Hush-Qwen2.5-7B-Preview was created using the YoYo v3 merge technique, achieving a new high on the IFEVAL test for 7B models with a score of 79.62%. This makes it the second-best model in that category, though the leading model is currently unavailable, meaning we might be in first place by default!

Strengths

  • High IFEVAL Score: 79.62%, among the best for 7B models.
  • Well-rounded performance: Decent scores across various benchmarks.

Weaknesses

  • Low MATH Score: 35%, which is significantly lower than our past models (which scored at least 45%).

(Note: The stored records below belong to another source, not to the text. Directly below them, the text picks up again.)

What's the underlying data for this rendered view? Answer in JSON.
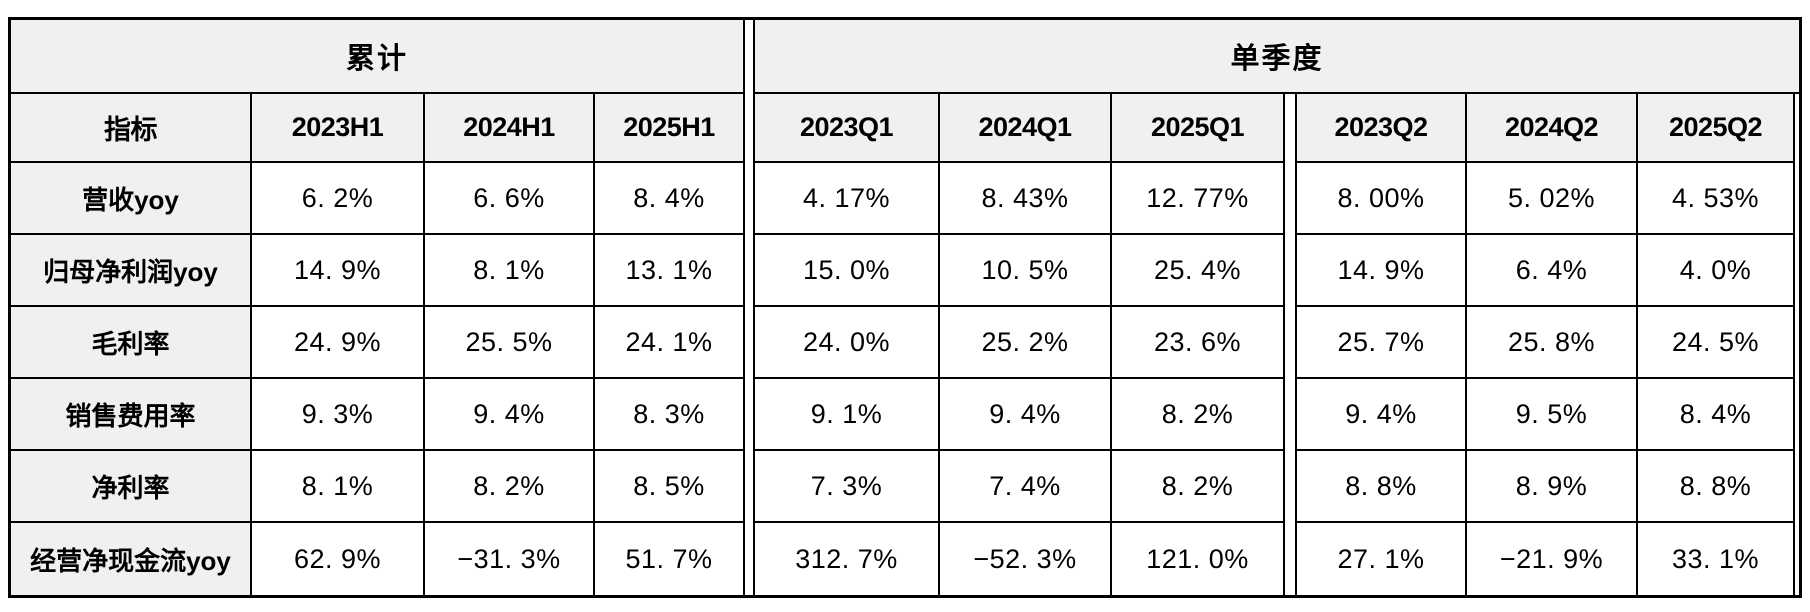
{
  "chart_data": {
    "type": "table",
    "band_headers": [
      {
        "label": "累计",
        "span_columns": [
          "指标",
          "2023H1",
          "2024H1",
          "2025H1"
        ]
      },
      {
        "label": "单季度",
        "span_columns": [
          "2023Q1",
          "2024Q1",
          "2025Q1",
          "2023Q2",
          "2024Q2",
          "2025Q2"
        ]
      }
    ],
    "columns": [
      "指标",
      "2023H1",
      "2024H1",
      "2025H1",
      "2023Q1",
      "2024Q1",
      "2025Q1",
      "2023Q2",
      "2024Q2",
      "2025Q2"
    ],
    "rows": [
      {
        "label": "营收yoy",
        "values": [
          "6.2%",
          "6.6%",
          "8.4%",
          "4.17%",
          "8.43%",
          "12.77%",
          "8.00%",
          "5.02%",
          "4.53%"
        ]
      },
      {
        "label": "归母净利润yoy",
        "values": [
          "14.9%",
          "8.1%",
          "13.1%",
          "15.0%",
          "10.5%",
          "25.4%",
          "14.9%",
          "6.4%",
          "4.0%"
        ]
      },
      {
        "label": "毛利率",
        "values": [
          "24.9%",
          "25.5%",
          "24.1%",
          "24.0%",
          "25.2%",
          "23.6%",
          "25.7%",
          "25.8%",
          "24.5%"
        ]
      },
      {
        "label": "销售费用率",
        "values": [
          "9.3%",
          "9.4%",
          "8.3%",
          "9.1%",
          "9.4%",
          "8.2%",
          "9.4%",
          "9.5%",
          "8.4%"
        ]
      },
      {
        "label": "净利率",
        "values": [
          "8.1%",
          "8.2%",
          "8.5%",
          "7.3%",
          "7.4%",
          "8.2%",
          "8.8%",
          "8.9%",
          "8.8%"
        ]
      },
      {
        "label": "经营净现金流yoy",
        "values": [
          "62.9%",
          "-31.3%",
          "51.7%",
          "312.7%",
          "-52.3%",
          "121.0%",
          "27.1%",
          "-21.9%",
          "33.1%"
        ]
      }
    ],
    "layout_hints": {
      "grid": "on",
      "header_fill": "#f0f0f0",
      "cell_fill": "#ffffff",
      "grid_line_color": "#000000",
      "group_separator": "double-line white channel"
    }
  }
}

Improving this would make the model substantially better overall.

Benchmark Results

Category Score (%)
Average 35.13
IFEVAL 79.62
BBH 35.33
MATH 37.54
GPQA 8.17
MUSR 12.73
MMLU 37.38

Next Steps

  • Finetune on Math: Bringing up the math score is a priority to create a well-balanced model.
  • Explore YoYo v4: The next step could be merging this model with another one that is strong in math using the YoYo v4 technique. However, YoYo v4 lacks proper documentation, making it a challenge to implement.
  • Develop a Math-Strong Model: An alternative approach is to build a new model that performs decently in all benchmarks but excels in math, then merge it with this one.

Conclusion

Hush-Qwen2.5-7B-Preview is a strong contender in the IFEVAL category, achieving one of the highest scores among 7B models. However, improving the math benchmark is a key priority for future iterations. By either finetuning or leveraging new merge techniques like YoYo v4, we can push the model to new heights.